[September 20 – October 7]

Five Walls Projects is pleased to present ‘Facade’, a group exhibition curated by Patricia Todarello. The exhibition sees the assemblage of three distinct creative practices, setting up relationships through arrangement as an installation that reads through the entire gallery space. Using the idea of Facade, artists Emidio Puglielli, Keith Wong and Patricia Todarello incorporate their particular works to create a dialogue from the perceptions and dualities of meaning. The results are artworks that are negotiations of actual, visible surfaces or a more navigated concept through deceptive appearance.

About the artists:

EMIDIO PUGLIELLI
Artist Emidio Puglielli practice employs photography. Photographs are often perceived as symbols without matter. They, in fact, have a structure that is not separate from the image. The main exchange we have with a photograph is with the image – the illusion. Puglielli is intrigued by the perceived space of this illusion in relation to the actual object (photographic paper) which occupies the space with us. His practice includes damaging photographs as a method of puncturing this illusion to alter their reading. For his work in ‘Facade’, Puglielli engages the material and ‘connects’ it to the image, highlighting the problematic and co-dependent relationship between them. Emidio is represented by Stephen McLaughlan Gallery, Melbourne.

KEITH WONG
Keith Wong is an artist who works across spatial interventions, text, fabricated forms and alterations to existing forms. His work explores the cultural operations at play within the fields of social and institutional relations. Tangentially, he is also thinking about work that is orchestrated at the new thresholds of image and object making.

PATRICIA TODARELLO
Patricia Todarello art practice is based on painting installation and photography.
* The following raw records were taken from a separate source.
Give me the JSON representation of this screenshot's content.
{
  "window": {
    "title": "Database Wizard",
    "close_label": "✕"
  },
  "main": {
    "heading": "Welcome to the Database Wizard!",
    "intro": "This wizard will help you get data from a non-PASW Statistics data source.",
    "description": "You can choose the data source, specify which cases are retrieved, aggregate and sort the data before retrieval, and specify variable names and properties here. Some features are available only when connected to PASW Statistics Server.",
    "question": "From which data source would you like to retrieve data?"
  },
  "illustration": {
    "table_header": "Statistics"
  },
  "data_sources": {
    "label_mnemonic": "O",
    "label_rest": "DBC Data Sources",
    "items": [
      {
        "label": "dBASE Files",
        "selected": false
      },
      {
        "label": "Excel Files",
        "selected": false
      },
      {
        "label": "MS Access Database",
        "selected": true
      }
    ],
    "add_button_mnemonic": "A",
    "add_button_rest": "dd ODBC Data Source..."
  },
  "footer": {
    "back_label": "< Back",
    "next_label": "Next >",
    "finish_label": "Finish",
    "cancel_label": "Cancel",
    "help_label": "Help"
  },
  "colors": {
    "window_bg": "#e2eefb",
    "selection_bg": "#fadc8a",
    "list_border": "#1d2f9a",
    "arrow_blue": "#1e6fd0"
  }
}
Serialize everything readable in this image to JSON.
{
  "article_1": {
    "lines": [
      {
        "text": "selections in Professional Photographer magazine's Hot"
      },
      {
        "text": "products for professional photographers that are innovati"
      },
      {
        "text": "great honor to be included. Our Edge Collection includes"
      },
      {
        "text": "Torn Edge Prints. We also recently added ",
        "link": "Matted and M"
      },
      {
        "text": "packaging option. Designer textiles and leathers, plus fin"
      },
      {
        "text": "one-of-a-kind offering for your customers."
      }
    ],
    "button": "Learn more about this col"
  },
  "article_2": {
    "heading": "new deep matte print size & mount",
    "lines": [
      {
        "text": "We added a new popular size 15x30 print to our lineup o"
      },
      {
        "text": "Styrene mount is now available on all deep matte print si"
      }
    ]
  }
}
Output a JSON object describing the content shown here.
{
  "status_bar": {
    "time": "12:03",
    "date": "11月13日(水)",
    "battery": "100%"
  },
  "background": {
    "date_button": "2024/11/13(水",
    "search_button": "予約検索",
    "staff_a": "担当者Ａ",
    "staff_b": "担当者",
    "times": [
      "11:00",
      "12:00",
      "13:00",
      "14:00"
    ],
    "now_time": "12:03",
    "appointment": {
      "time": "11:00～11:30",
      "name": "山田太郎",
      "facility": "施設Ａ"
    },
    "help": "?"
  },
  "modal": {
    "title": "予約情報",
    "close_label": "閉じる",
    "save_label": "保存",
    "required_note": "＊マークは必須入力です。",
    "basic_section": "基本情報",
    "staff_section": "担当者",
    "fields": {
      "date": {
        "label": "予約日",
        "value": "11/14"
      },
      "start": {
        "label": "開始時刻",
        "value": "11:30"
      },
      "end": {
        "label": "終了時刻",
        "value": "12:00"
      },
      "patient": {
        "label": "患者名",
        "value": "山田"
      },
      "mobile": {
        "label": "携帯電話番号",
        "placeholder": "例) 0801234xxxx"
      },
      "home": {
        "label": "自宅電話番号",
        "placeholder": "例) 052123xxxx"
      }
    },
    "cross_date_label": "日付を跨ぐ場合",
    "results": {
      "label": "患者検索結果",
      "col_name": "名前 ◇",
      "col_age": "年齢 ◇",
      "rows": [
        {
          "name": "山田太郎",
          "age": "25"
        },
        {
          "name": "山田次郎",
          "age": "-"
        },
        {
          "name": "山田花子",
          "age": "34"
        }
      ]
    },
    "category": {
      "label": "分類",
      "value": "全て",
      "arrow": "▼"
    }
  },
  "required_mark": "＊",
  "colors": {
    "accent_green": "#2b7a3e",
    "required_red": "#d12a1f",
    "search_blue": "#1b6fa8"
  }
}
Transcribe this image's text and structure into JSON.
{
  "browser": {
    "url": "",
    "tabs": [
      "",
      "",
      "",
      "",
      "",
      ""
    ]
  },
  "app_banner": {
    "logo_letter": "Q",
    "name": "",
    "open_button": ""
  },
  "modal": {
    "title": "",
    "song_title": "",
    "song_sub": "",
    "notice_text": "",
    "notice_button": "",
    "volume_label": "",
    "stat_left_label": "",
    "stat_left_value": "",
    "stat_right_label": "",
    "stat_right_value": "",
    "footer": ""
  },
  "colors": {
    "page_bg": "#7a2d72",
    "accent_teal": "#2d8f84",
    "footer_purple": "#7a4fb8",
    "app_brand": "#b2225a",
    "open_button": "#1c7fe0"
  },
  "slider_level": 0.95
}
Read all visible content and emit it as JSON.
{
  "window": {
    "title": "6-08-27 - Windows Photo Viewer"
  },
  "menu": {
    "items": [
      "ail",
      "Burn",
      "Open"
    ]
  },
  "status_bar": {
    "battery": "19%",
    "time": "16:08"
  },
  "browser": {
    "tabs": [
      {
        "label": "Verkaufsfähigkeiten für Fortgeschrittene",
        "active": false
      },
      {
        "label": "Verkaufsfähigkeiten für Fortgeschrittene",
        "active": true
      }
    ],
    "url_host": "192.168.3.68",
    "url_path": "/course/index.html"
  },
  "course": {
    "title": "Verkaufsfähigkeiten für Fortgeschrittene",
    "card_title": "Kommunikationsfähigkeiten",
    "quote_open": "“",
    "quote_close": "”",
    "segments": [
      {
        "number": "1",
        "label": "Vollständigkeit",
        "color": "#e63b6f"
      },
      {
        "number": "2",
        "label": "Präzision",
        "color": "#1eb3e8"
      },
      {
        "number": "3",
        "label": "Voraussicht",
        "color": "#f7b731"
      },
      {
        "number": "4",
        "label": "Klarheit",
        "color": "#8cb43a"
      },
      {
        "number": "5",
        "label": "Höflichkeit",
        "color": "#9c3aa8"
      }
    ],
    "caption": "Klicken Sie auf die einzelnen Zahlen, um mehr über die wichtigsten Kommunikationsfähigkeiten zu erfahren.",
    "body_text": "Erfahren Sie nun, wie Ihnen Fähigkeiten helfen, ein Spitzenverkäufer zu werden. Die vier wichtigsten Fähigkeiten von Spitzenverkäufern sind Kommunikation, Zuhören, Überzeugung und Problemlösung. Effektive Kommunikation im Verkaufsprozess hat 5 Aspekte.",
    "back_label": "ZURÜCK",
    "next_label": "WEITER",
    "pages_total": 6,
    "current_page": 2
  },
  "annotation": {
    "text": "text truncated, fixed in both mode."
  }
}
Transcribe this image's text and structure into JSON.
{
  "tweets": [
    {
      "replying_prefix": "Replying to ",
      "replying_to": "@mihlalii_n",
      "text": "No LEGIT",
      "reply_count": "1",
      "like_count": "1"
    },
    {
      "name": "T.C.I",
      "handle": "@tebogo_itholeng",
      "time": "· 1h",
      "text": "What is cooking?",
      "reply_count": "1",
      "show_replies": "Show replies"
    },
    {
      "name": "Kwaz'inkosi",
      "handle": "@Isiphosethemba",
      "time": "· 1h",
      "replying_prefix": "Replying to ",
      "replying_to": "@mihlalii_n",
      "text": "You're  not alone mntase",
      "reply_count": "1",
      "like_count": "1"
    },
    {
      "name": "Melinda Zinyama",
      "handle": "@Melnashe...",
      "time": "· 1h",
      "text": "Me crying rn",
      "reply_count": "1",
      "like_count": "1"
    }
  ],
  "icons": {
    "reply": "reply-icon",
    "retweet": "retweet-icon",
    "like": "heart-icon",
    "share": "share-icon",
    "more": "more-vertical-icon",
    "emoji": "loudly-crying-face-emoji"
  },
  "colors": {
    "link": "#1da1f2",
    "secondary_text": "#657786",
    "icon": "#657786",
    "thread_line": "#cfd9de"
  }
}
Her works draw on the unpredictability and chance elements through the simple use of materials worked through the complement of a reductive format. With considerations directed toward the impermanent nature of the artwork, Patricia creates experiences of architecture that challenge and review a visual dialogue. Her work draws on possibilities that effect occurrences within space and time, playing with the concept of audience encounter and the act of viewing, to create visual substance from the non- specific.